Zimperium Blog

Cutting through the Weekly Mobile Security Noise: Past, Present and Future Threats

It’s been another eventful week in the cyber security world. We’ve been monitoring conversations around a security breach at the White House, another OpenSSL flaw, a new attack called “drive-by-logins” and a WordPress plug-in vulnerability. This week’s events highlight just how careful users need to be regarding the past, present and future state of cyber security.

The most significant news of the week involved Russian hackers and the White House. According to CNN, investigators believe the White House intrusion began with a phishing email that was launched using a State Department email account that the hackers had taken over, giving them access to sensitive information such as real-time non-public details of the president’s schedule. While such information is not classified, it is still highly sensitive and prized by foreign intelligence agencies, U.S. officials say. The Secret Service, intelligence agencies and FBI consider this breach to be one of the most sophisticated attacks on U.S. government systems.

According to research from Venafi, most of the world’s top businesses are still vulnerable to Heartbleed virus, which was discovered a year ago. A CSO article reported, “The OpenSSL flaw impacted organizations both large and small, but the latest figures show that 74-percent of the Global 2000 remain vulnerable.”The latest research from Venafi, says there were four steps to eliminating Heartbleed, and most organizations only completed one or two of them, the most common being updating OpenSSL.

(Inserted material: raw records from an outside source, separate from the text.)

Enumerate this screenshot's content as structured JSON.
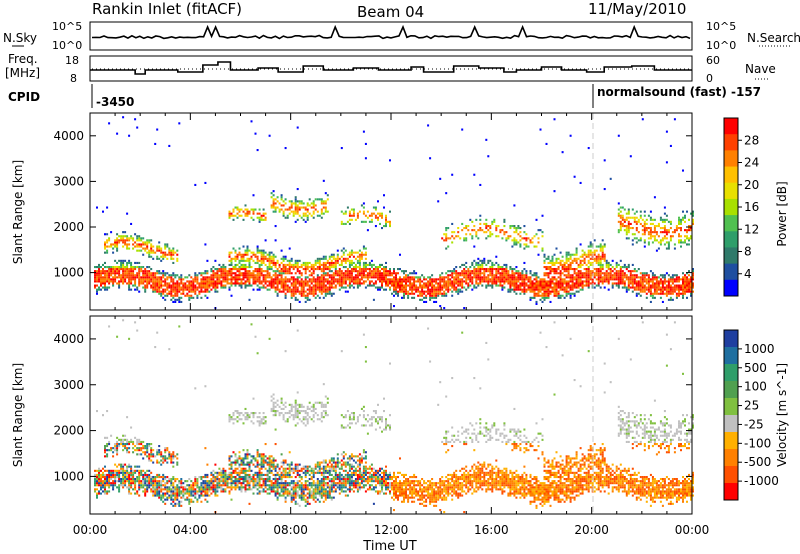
{
  "header": {
    "station": "Rankin Inlet (fitACF)",
    "beam": "Beam 04",
    "date": "11/May/2010"
  },
  "sky_panel": {
    "left_label": "N.Sky",
    "right_label": "N.Search",
    "ticks_left": [
      "10^5",
      "10^0"
    ],
    "ticks_right": [
      "10^5",
      "10^0"
    ]
  },
  "freq_panel": {
    "left_label_1": "Freq.",
    "left_label_2": "[MHz]",
    "right_label": "Nave",
    "ticks_left": [
      "18",
      "8"
    ],
    "ticks_right": [
      "60",
      "0"
    ]
  },
  "cpid": {
    "label": "CPID",
    "value_left": "-3450",
    "value_right": "normalsound (fast) -157"
  },
  "colorbar_power": {
    "label": "Power [dB]",
    "ticks": [
      "28",
      "24",
      "20",
      "16",
      "12",
      "8",
      "4"
    ],
    "colors": [
      "#ff0000",
      "#ff4000",
      "#ff8000",
      "#ffc000",
      "#e8e000",
      "#a8e000",
      "#50c050",
      "#2f9e6a",
      "#2f7a6a",
      "#1f4fa0",
      "#0000ff"
    ]
  },
  "colorbar_velocity": {
    "label": "Velocity [m s^-1]",
    "ticks": [
      "1000",
      "500",
      "100",
      "25",
      "-25",
      "-100",
      "-500",
      "-1000"
    ],
    "colors": [
      "#1f3fa0",
      "#1f6fa0",
      "#2f9e6a",
      "#50a050",
      "#80c040",
      "#c0c0c0",
      "#ffb000",
      "#ff8000",
      "#ff5000",
      "#ff0000"
    ]
  },
  "chart_data": [
    {
      "type": "heatmap",
      "title": "Power",
      "ylabel": "Slant Range [km]",
      "ylim": [
        180,
        4500
      ],
      "yticks": [
        1000,
        2000,
        3000,
        4000
      ],
      "xlim": [
        0,
        24
      ],
      "x_tick_labels": [
        "00:00",
        "04:00",
        "08:00",
        "12:00",
        "16:00",
        "20:00",
        "00:00"
      ],
      "zlabel": "Power [dB]"
    },
    {
      "type": "heatmap",
      "title": "Velocity",
      "ylabel": "Slant Range [km]",
      "xlabel": "Time UT",
      "ylim": [
        180,
        4500
      ],
      "yticks": [
        1000,
        2000,
        3000,
        4000
      ],
      "xlim": [
        0,
        24
      ],
      "x_tick_labels": [
        "00:00",
        "04:00",
        "08:00",
        "12:00",
        "16:00",
        "20:00",
        "00:00"
      ],
      "zlabel": "Velocity [m s^-1]"
    }
  ]
}
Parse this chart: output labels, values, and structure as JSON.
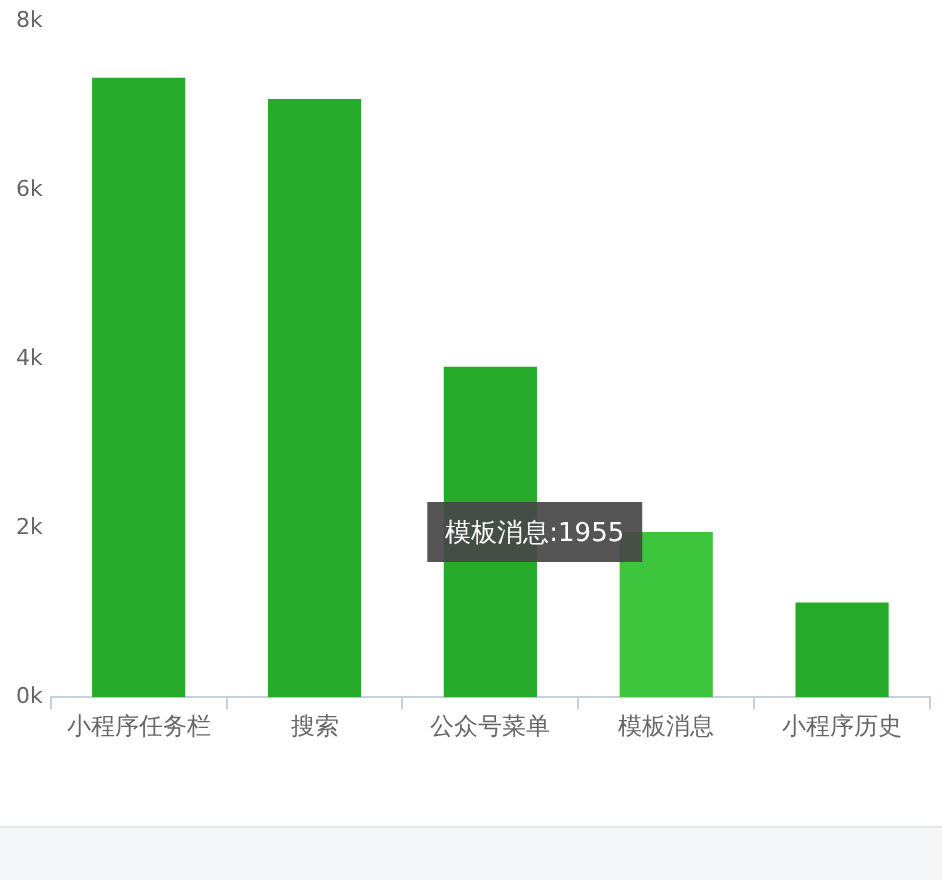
{
  "chart_data": {
    "type": "bar",
    "categories": [
      "小程序任务栏",
      "搜索",
      "公众号菜单",
      "模板消息",
      "小程序历史"
    ],
    "values": [
      7330,
      7080,
      3910,
      1955,
      1120
    ],
    "colors": [
      "#26aa2a",
      "#26aa2a",
      "#26aa2a",
      "#3dc53d",
      "#26aa2a"
    ],
    "ylim": [
      0,
      8000
    ],
    "yticks": [
      {
        "value": 0,
        "label": "0k"
      },
      {
        "value": 2000,
        "label": "2k"
      },
      {
        "value": 4000,
        "label": "4k"
      },
      {
        "value": 6000,
        "label": "6k"
      },
      {
        "value": 8000,
        "label": "8k"
      }
    ],
    "annotations": [
      {
        "text": "模板消息:1955",
        "x": "模板消息",
        "y": 1955
      }
    ]
  }
}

A new attack called “drive-by-logins” allows hackers to leverage vulnerabilities in a website and directly install malware to their target. According to SC Magazine, “Drive-by-logins might be the phishing campaign’s ultimate successor, according to a High-Tech Bridge blog post detailing the attack. Lia Kolochenko, CEO of High-Tech Bridge said, “This type of information can be gleaned from social media alone and no infection or email access is necessarily needed. This new type of attack uses already existing, and trusted, online destinations, unlike phishing campaigns which require a convincing email or website.

On Tuesday, the FBI warned that hackers claiming to be the extremist group ISIS have been targeting websites that have vulnerable WordPress plugins. WordPress, a content management system has a large amount of third-party app makers who have created over 37,000 plugins. According to an article in PC World, “The vulnerabilities can allow the hackers to gain unauthorized access, inject scripts or install malware on the affected sites, according to FBI’s Internet Crime Complaint Center.” The attackers are targeting religious institutions, various government organizations, news agencies and several other websites.